SPACs: A Fast Track to Public Markets
Special Purpose Acquisition Companies, or SPACs, have been around for decades but have become popular in the last few years.
SPAC vs. Traditional IPO: What’s the Difference?
A SPAC is a publicly traded shell entity formed with the purpose of merging with a private company, allowing that private company to go public. In contrast, a traditional IPO involves a private company directly offering its shares to the public on a stock exchange to raise capital and become publicly traded.
SPACs have sparked considerable public debate. While some see them as a “backdoor” route to going public, others view SPACs as an efficient way for private companies to raise capital and achieve liquidity.
How SPACs Work
SPACs exist for the sole purpose of merging with a private company and facilitating the transition to a publicly trading entity. The funds raised in the IPO are held in a trust until the SPAC management identifies a target for acquisition. Investors then vote on whether to proceed with the merger. If approved, the private company becomes public via the SPAC’s structure. If no acquisition is made within two years, the funds are returned to investors.
Targets for SPACs are often valued with the help of additional funding from institutional investors through private investments in public equity (PIPEs). Investors can choose to redeem their shares if they’re not interested in the proposed merger. SPACs usually have two years to find a merger target; after two years, funds raised are returned to investors.
SPACs’ Rise in Popularity
SPACs have existed for decades but have recently seen explosive growth. In 2020, SPAC IPOs raised a record-breaking $83.4 billion, and hundreds of mergers were either completed or announced. In 2021, the market surged further, reaching $162 billion. Last year, SPACs made up 43% of total IPOs.
This popularity is driven by several factors, including the opportunity for high-growth companies to access capital quickly and the involvement of high-profile sponsors and investors. Their expeditious life cycle and significant potential investment return adds to their attraction. With SPACs increasingly entering the mainstream, it’s clear they are more than a passing trend.
Opportunities and Risks
SPACs offer attractive potential returns for both sponsors and investors, but like any investment, they come with risks. Success depends heavily on identifying the right target company and negotiating favorable terms. Private companies must also be prepared to transition to public company status on an accelerated timeline, which can strain limited resources.
For sponsors, SPACs offer the ability to leverage industry expertise and financial knowledge to bring companies public, often within a short period and at lower costs. This potential for quick returns has attracted a range of sponsors, including institutional investors and private equity firms.
The Appeal for Corporations
For larger corporations, SPACs provide a strategic tool to acquire innovative companies with minimal risk. By using a SPAC, corporations can secure high-potential acquisitions while limiting their financial exposure.

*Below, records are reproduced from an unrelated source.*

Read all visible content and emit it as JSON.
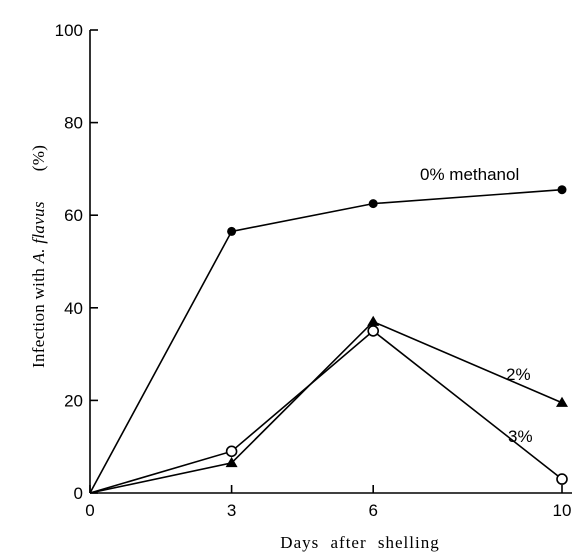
{
  "chart_data": {
    "type": "line",
    "xlabel": "Days after shelling",
    "ylabel": {
      "prefix": "Infection with ",
      "italic": "A. flavus",
      "unit": "(%)"
    },
    "x_ticks": [
      0,
      3,
      6,
      10
    ],
    "y_ticks": [
      0,
      20,
      40,
      60,
      80,
      100
    ],
    "xlim": [
      0,
      10
    ],
    "ylim": [
      0,
      100
    ],
    "grid": false,
    "series": [
      {
        "name": "0% methanol",
        "marker": "filled-circle",
        "x": [
          0,
          3,
          6,
          10
        ],
        "y": [
          0,
          56.5,
          62.5,
          65.5
        ]
      },
      {
        "name": "2%",
        "marker": "filled-triangle",
        "x": [
          0,
          3,
          6,
          10
        ],
        "y": [
          0,
          6.5,
          37,
          19.5
        ]
      },
      {
        "name": "3%",
        "marker": "open-circle",
        "x": [
          0,
          3,
          6,
          10
        ],
        "y": [
          0,
          9,
          35,
          3
        ]
      }
    ]
  }
}
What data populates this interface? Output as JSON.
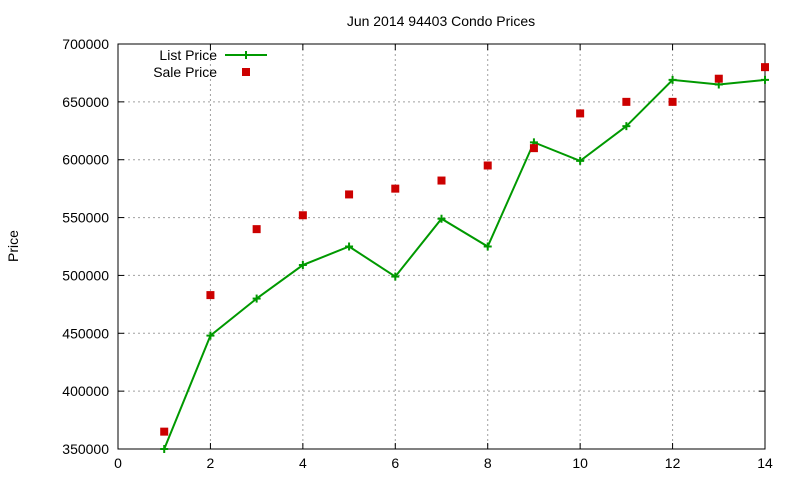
{
  "chart_data": {
    "type": "line",
    "title": "Jun 2014 94403 Condo Prices",
    "xlabel": "",
    "ylabel": "Price",
    "xlim": [
      0,
      14
    ],
    "ylim": [
      350000,
      700000
    ],
    "xticks": [
      0,
      2,
      4,
      6,
      8,
      10,
      12,
      14
    ],
    "yticks": [
      350000,
      400000,
      450000,
      500000,
      550000,
      600000,
      650000,
      700000
    ],
    "grid": true,
    "legend_position": "top-left",
    "series": [
      {
        "name": "List Price",
        "style": "line-plus",
        "color": "#009900",
        "x": [
          1,
          2,
          3,
          4,
          5,
          6,
          7,
          8,
          9,
          10,
          11,
          12,
          13,
          14
        ],
        "y": [
          350000,
          448000,
          480000,
          509000,
          525000,
          499000,
          549000,
          525000,
          615000,
          599000,
          629000,
          669000,
          665000,
          669000
        ]
      },
      {
        "name": "Sale Price",
        "style": "square-points",
        "color": "#cc0000",
        "x": [
          1,
          2,
          3,
          4,
          5,
          6,
          7,
          8,
          9,
          10,
          11,
          12,
          13,
          14
        ],
        "y": [
          365000,
          483000,
          540000,
          552000,
          570000,
          575000,
          582000,
          595000,
          610000,
          640000,
          650000,
          650000,
          670000,
          680000
        ]
      }
    ]
  }
}
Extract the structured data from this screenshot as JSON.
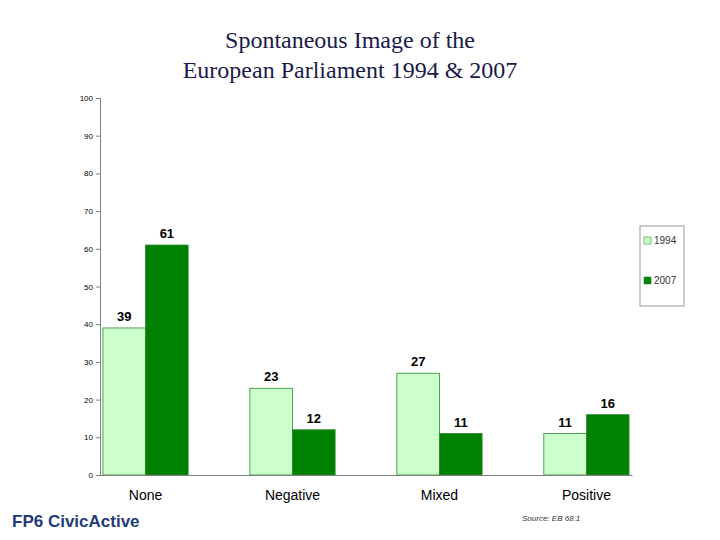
{
  "chart_data": {
    "type": "bar",
    "title": "Spontaneous Image of the European Parliament 1994 & 2007",
    "categories": [
      "None",
      "Negative",
      "Mixed",
      "Positive"
    ],
    "series": [
      {
        "name": "1994",
        "color": "#ccffcc",
        "values": [
          39,
          23,
          27,
          11
        ]
      },
      {
        "name": "2007",
        "color": "#008000",
        "values": [
          61,
          12,
          11,
          16
        ]
      }
    ],
    "ylim": [
      0,
      100
    ],
    "yticks": [
      0,
      10,
      20,
      30,
      40,
      50,
      60,
      70,
      80,
      90,
      100
    ],
    "grid": false,
    "legend": "right",
    "data_labels": true,
    "annotations": [
      "FP6 CivicActive",
      "Source: EB 68.1"
    ]
  }
}
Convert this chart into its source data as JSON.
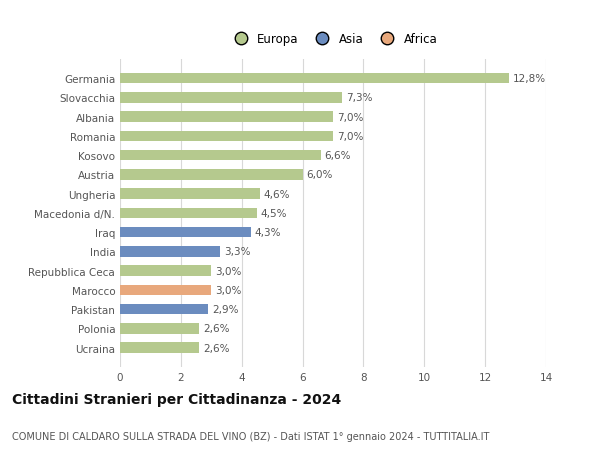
{
  "categories": [
    "Germania",
    "Slovacchia",
    "Albania",
    "Romania",
    "Kosovo",
    "Austria",
    "Ungheria",
    "Macedonia d/N.",
    "Iraq",
    "India",
    "Repubblica Ceca",
    "Marocco",
    "Pakistan",
    "Polonia",
    "Ucraina"
  ],
  "values": [
    12.8,
    7.3,
    7.0,
    7.0,
    6.6,
    6.0,
    4.6,
    4.5,
    4.3,
    3.3,
    3.0,
    3.0,
    2.9,
    2.6,
    2.6
  ],
  "labels": [
    "12,8%",
    "7,3%",
    "7,0%",
    "7,0%",
    "6,6%",
    "6,0%",
    "4,6%",
    "4,5%",
    "4,3%",
    "3,3%",
    "3,0%",
    "3,0%",
    "2,9%",
    "2,6%",
    "2,6%"
  ],
  "continents": [
    "Europa",
    "Europa",
    "Europa",
    "Europa",
    "Europa",
    "Europa",
    "Europa",
    "Europa",
    "Asia",
    "Asia",
    "Europa",
    "Africa",
    "Asia",
    "Europa",
    "Europa"
  ],
  "colors": {
    "Europa": "#b5c98e",
    "Asia": "#6b8cbf",
    "Africa": "#e8a87c"
  },
  "legend_order": [
    "Europa",
    "Asia",
    "Africa"
  ],
  "xlim": [
    0,
    14
  ],
  "xticks": [
    0,
    2,
    4,
    6,
    8,
    10,
    12,
    14
  ],
  "title": "Cittadini Stranieri per Cittadinanza - 2024",
  "subtitle": "COMUNE DI CALDARO SULLA STRADA DEL VINO (BZ) - Dati ISTAT 1° gennaio 2024 - TUTTITALIA.IT",
  "background_color": "#ffffff",
  "grid_color": "#d8d8d8",
  "bar_height": 0.55,
  "label_fontsize": 7.5,
  "ytick_fontsize": 7.5,
  "xtick_fontsize": 7.5,
  "title_fontsize": 10,
  "subtitle_fontsize": 7,
  "legend_fontsize": 8.5
}
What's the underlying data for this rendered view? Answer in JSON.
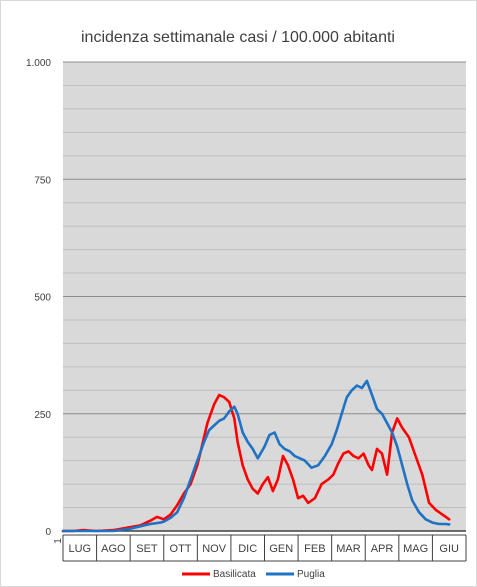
{
  "chart_data": {
    "type": "line",
    "title": "incidenza settimanale casi / 100.000 abitanti",
    "xlabel": "",
    "ylabel": "",
    "ylim": [
      0,
      1000
    ],
    "yticks": [
      0,
      250,
      500,
      750,
      1000
    ],
    "ytick_labels": [
      "0",
      "250",
      "500",
      "750",
      "1.000"
    ],
    "grid": true,
    "first_tick_label": "1",
    "categories": [
      "LUG",
      "AGO",
      "SET",
      "OTT",
      "NOV",
      "DIC",
      "GEN",
      "FEB",
      "MAR",
      "APR",
      "MAG",
      "GIU"
    ],
    "legend_position": "bottom",
    "series": [
      {
        "name": "Basilicata",
        "color": "#ff0000",
        "x": [
          0,
          0.3,
          0.6,
          1,
          1.5,
          2,
          2.3,
          2.6,
          2.8,
          3,
          3.2,
          3.4,
          3.6,
          3.8,
          4,
          4.15,
          4.3,
          4.5,
          4.65,
          4.8,
          4.95,
          5.1,
          5.2,
          5.35,
          5.5,
          5.65,
          5.8,
          5.95,
          6.1,
          6.25,
          6.4,
          6.55,
          6.7,
          6.85,
          7,
          7.15,
          7.3,
          7.5,
          7.7,
          7.9,
          8.05,
          8.2,
          8.35,
          8.5,
          8.65,
          8.8,
          8.95,
          9.1,
          9.2,
          9.35,
          9.5,
          9.65,
          9.8,
          9.95,
          10.1,
          10.3,
          10.5,
          10.7,
          10.9,
          11.1,
          11.3,
          11.5
        ],
        "y": [
          0,
          0,
          2,
          0,
          2,
          8,
          12,
          22,
          30,
          25,
          35,
          55,
          80,
          100,
          140,
          185,
          230,
          270,
          290,
          285,
          275,
          240,
          190,
          140,
          110,
          90,
          80,
          100,
          115,
          85,
          110,
          160,
          140,
          110,
          70,
          75,
          60,
          70,
          100,
          110,
          120,
          145,
          165,
          170,
          160,
          155,
          165,
          140,
          130,
          175,
          165,
          120,
          210,
          240,
          220,
          200,
          160,
          120,
          60,
          45,
          35,
          25
        ]
      },
      {
        "name": "Puglia",
        "color": "#1f72c4",
        "x": [
          0,
          0.5,
          1,
          1.5,
          2,
          2.3,
          2.6,
          2.9,
          3,
          3.2,
          3.4,
          3.6,
          3.8,
          4,
          4.2,
          4.35,
          4.5,
          4.65,
          4.8,
          4.95,
          5.1,
          5.2,
          5.35,
          5.5,
          5.65,
          5.8,
          6,
          6.15,
          6.3,
          6.45,
          6.6,
          6.75,
          6.9,
          7.05,
          7.2,
          7.4,
          7.6,
          7.8,
          8,
          8.15,
          8.3,
          8.45,
          8.6,
          8.75,
          8.9,
          9.05,
          9.2,
          9.35,
          9.5,
          9.65,
          9.8,
          9.95,
          10.1,
          10.25,
          10.4,
          10.6,
          10.8,
          11,
          11.2,
          11.4,
          11.5
        ],
        "y": [
          0,
          0,
          0,
          0,
          5,
          10,
          15,
          18,
          20,
          28,
          40,
          70,
          110,
          150,
          190,
          215,
          225,
          235,
          240,
          255,
          265,
          250,
          210,
          190,
          175,
          155,
          180,
          205,
          210,
          185,
          175,
          170,
          160,
          155,
          150,
          135,
          140,
          160,
          185,
          215,
          250,
          285,
          300,
          310,
          305,
          320,
          290,
          260,
          250,
          230,
          210,
          180,
          140,
          100,
          65,
          40,
          25,
          18,
          15,
          15,
          14
        ]
      }
    ]
  }
}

Growing Demand for SPAC Board Members
As the number of SPACs grows, so does the demand for experienced board members. Directors considering joining a SPAC board must carefully evaluate the reputation of the sponsor, the level of involvement required, and potential risks, such as litigation tied to underperformance of the post-merger company. Ensuring adequate directors and officers (D&O) insurance coverage is also essential.
Preparing for a SPAC Merger
Private companies looking to go public via a SPAC should focus on preparing for the public market transition. This includes defining clear deal goals, such as how much control the existing owners are willing to relinquish, and determining how the capital raised will be deployed to fuel growth. Private companies should also ensure they have the internal resources to meet public company reporting requirements and operational demands.
Looking Ahead
SPACs have transformed the capital markets, providing private companies with a fast track to public listing. While the rise of SPACs is likely to continue, success requires a clear understanding of the risks and rewards involved in these complex transactions. With proper preparation and a focus on long-term strategy, SPACs offer a viable path to growth capital and liquidity.